On the same comal, char the whole tomatoes, the half onion, and the garlic cloves in their skins. Turn them as the skins blacken in patches. The tomatoes are ready when they collapse and the skin splits, about 8 minutes. The onion takes about the same. The garlic should be soft inside its papery skin, about 4 minutes. Peel the garlic and pull off the worst of the burned tomato skin, but leave some. The char is the smoke that gives this broth its Sierra Norte depth.
Drain the soaked chiles. Combine them in a blender with the charred tomatoes, onion, garlic, toasted spices, oregano, vinegar, piloncillo, and one cup of the hot chicken broth. Blend until completely smooth, two full minutes. Strain through a fine-mesh sieve into a bowl, pressing on the solids. You should have a smooth, brick-red caldillo with the body of cream. Discard what stays in the strainer.
In a heavy saucepan, melt 3 tablespoons of the lard over medium heat. Pour in the strained caldillo. It will sputter. Stand back. Cook for 8 to 10 minutes, stirring often, until the puree darkens, the fat starts to separate at the edges, and the kitchen smells of cooked chile and clove. La manteca es el sabor. This step is the difference between a thin tomato bath and a real Oaxacan caldillo. Add the remaining 3 cups of hot chicken broth, the thyme, and the bay leaves. Simmer 10 minutes. Taste for salt. The broth needs to be assertive because the bread will absorb a lot of it.
While the caldillo simmers, melt the remaining 3 tablespoons of lard in a wide skillet over medium heat. Fry the plantain rounds until deep gold and caramelized at the edges, about 2 minutes per side. Lift them out onto a plate. In the same fat, fry the almonds until they turn the color of toasted bread, about 2 minutes. Lift them out. Last, drop in the raisins. They will plump and shine in seconds. Pull them off the heat. The pine nuts, if you are using them, go in with the almonds for the last 30 seconds.
Add a little more lard to the skillet if it looks dry. Lay the dried bread slices in the pan in batches and toast them for about 30 seconds per side. You are not browning them. You are giving them a thin coat of seasoned fat so they hold their shape in the broth. Move them to a plate as they finish.

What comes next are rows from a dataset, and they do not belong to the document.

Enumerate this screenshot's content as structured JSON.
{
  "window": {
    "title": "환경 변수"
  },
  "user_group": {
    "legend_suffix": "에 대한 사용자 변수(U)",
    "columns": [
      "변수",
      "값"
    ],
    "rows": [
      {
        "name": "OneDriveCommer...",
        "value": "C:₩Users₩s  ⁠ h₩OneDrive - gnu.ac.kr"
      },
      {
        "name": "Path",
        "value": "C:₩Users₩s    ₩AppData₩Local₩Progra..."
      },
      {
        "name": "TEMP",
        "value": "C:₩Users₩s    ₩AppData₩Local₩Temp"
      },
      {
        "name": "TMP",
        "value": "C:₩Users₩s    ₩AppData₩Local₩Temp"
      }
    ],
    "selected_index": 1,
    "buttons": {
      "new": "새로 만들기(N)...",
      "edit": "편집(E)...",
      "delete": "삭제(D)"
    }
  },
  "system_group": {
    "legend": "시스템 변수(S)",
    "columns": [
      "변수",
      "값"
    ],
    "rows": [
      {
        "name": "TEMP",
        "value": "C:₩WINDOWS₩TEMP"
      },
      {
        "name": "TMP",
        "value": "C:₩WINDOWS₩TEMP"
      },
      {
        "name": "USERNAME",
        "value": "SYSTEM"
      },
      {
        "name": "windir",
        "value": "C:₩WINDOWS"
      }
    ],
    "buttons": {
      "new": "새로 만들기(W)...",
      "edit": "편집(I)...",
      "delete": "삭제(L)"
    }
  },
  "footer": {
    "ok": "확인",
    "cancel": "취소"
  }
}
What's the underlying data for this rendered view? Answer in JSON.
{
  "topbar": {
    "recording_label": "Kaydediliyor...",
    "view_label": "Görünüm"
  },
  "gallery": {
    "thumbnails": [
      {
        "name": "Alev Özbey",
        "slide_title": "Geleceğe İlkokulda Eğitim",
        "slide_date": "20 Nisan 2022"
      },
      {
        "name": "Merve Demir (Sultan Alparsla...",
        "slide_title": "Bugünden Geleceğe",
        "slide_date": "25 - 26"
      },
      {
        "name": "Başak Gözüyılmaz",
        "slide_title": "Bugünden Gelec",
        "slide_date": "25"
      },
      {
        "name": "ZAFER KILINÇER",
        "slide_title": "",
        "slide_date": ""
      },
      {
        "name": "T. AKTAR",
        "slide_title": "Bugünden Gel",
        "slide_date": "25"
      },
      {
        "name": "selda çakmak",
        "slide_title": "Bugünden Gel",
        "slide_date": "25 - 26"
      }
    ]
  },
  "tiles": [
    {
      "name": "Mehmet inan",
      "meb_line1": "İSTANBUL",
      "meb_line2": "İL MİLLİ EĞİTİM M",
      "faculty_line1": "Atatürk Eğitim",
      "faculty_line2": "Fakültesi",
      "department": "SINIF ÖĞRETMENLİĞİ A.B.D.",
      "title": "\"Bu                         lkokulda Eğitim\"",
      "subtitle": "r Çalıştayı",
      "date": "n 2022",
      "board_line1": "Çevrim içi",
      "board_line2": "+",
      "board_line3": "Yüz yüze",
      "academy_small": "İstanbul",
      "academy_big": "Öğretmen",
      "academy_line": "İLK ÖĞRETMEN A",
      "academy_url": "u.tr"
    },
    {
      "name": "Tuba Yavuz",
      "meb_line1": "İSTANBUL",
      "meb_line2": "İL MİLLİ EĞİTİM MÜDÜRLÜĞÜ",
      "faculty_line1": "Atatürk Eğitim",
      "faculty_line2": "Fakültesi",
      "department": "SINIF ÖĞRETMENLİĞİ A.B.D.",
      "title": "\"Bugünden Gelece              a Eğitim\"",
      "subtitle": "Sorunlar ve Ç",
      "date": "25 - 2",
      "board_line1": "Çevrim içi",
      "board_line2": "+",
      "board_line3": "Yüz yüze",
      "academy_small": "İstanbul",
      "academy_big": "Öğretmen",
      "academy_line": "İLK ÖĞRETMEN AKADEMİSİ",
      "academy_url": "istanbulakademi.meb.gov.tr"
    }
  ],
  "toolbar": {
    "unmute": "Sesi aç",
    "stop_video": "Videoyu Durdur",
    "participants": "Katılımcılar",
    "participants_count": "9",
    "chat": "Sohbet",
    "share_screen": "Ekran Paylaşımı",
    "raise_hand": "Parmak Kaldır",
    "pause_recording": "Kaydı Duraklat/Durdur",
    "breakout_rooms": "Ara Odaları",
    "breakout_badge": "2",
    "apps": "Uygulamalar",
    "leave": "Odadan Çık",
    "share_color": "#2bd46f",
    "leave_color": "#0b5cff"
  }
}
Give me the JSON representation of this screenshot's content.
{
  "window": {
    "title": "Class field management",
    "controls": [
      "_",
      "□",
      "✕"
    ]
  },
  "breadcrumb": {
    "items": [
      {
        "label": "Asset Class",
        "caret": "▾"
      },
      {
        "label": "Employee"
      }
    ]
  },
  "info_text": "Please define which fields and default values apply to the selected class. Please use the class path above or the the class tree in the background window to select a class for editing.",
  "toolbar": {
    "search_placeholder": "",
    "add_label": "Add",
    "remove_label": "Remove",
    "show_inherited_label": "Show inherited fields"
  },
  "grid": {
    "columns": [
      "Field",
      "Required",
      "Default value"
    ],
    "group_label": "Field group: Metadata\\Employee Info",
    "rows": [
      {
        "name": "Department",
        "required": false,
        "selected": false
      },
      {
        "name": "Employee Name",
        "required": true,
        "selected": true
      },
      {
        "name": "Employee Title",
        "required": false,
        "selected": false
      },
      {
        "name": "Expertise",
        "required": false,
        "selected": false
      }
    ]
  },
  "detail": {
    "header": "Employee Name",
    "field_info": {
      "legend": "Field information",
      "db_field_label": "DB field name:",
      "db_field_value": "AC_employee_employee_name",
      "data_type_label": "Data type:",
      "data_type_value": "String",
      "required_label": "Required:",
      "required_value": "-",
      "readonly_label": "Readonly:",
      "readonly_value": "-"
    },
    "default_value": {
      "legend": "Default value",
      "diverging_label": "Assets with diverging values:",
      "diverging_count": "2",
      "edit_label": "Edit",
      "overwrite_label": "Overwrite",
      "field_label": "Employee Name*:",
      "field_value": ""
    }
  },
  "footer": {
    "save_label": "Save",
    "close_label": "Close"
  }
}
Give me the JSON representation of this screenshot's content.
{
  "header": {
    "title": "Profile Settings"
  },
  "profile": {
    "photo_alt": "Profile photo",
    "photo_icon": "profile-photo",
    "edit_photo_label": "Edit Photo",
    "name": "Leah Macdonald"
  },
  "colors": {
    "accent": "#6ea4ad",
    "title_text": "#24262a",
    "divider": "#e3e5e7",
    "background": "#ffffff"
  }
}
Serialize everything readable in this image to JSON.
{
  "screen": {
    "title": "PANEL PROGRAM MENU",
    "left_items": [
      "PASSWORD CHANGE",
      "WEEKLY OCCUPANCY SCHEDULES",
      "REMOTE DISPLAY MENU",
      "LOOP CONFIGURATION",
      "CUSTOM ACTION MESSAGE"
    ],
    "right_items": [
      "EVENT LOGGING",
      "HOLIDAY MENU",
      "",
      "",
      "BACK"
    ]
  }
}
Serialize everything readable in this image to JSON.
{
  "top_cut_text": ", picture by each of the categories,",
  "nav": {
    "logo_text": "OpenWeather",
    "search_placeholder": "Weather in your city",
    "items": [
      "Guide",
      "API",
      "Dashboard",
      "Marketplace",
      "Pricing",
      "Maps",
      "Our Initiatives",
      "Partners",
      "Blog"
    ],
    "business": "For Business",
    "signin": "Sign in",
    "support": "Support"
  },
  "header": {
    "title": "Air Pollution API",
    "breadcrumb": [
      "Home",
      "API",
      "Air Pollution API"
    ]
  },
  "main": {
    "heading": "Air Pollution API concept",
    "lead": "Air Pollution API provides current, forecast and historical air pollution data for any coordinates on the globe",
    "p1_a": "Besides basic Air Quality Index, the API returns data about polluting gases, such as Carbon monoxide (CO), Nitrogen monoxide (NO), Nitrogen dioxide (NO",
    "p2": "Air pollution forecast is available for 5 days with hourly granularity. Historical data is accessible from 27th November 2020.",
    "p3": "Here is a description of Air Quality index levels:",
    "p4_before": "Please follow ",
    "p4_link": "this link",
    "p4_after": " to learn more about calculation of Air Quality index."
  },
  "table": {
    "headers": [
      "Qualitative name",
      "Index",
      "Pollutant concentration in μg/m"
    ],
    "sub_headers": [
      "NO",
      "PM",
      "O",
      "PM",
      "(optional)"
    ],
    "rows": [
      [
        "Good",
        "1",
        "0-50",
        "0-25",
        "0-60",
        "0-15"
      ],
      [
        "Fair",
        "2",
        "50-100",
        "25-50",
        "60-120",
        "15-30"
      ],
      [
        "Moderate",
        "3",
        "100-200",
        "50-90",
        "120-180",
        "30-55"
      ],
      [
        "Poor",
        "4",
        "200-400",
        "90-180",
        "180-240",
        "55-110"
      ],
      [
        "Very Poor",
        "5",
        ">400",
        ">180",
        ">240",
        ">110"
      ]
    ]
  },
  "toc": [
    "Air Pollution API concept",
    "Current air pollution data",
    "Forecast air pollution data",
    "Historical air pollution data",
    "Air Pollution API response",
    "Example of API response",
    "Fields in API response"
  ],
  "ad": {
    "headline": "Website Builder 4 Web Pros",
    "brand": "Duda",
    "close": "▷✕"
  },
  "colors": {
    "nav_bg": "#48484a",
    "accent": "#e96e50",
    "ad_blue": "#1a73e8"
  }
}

Heat the oven to 375F. Grease a 12-inch clay cazuela or a deep ceramic baking dish with lard. Lay down a single layer of toasted bread, edges touching. Scatter half the plantain, half the egg slices, half the raisins, half the almonds, and half the queso fresco across the bread. Ladle a third of the hot caldillo over the layer, slowly, so the bread drinks it without floating. Build a second layer the same way: bread, plantain, egg, raisins, almonds, queso fresco, broth. Finish with a third layer of bread and the last of the caldillo poured over the top. Press down lightly with the back of the ladle so the top layer of bread sits in the broth.
Scatter the remaining queso fresco and a few extra raisins across the top. Bake uncovered on the middle rack for 30 to 35 minutes. The top should turn deep gold and crisp at the edges where the bread peaks above the broth. The center should be set, not soupy, when you press it with the back of a spoon. Pull it out and let it rest 10 minutes before serving. The bread keeps drinking broth as it sits.
Bring the whole cazuela to the table. Spoon generously into shallow clay bowls, making sure each portion gets a piece of plantain, a slice of egg, and some of the crisp top. Pass pickled jalapenos en escabeche on the side for the people at the table who want them. This is a dish that feeds a Sunday table in Ixtlan or Capulalpam, and it is meant to be eaten slowly, with conversation. Asi se hace y punto.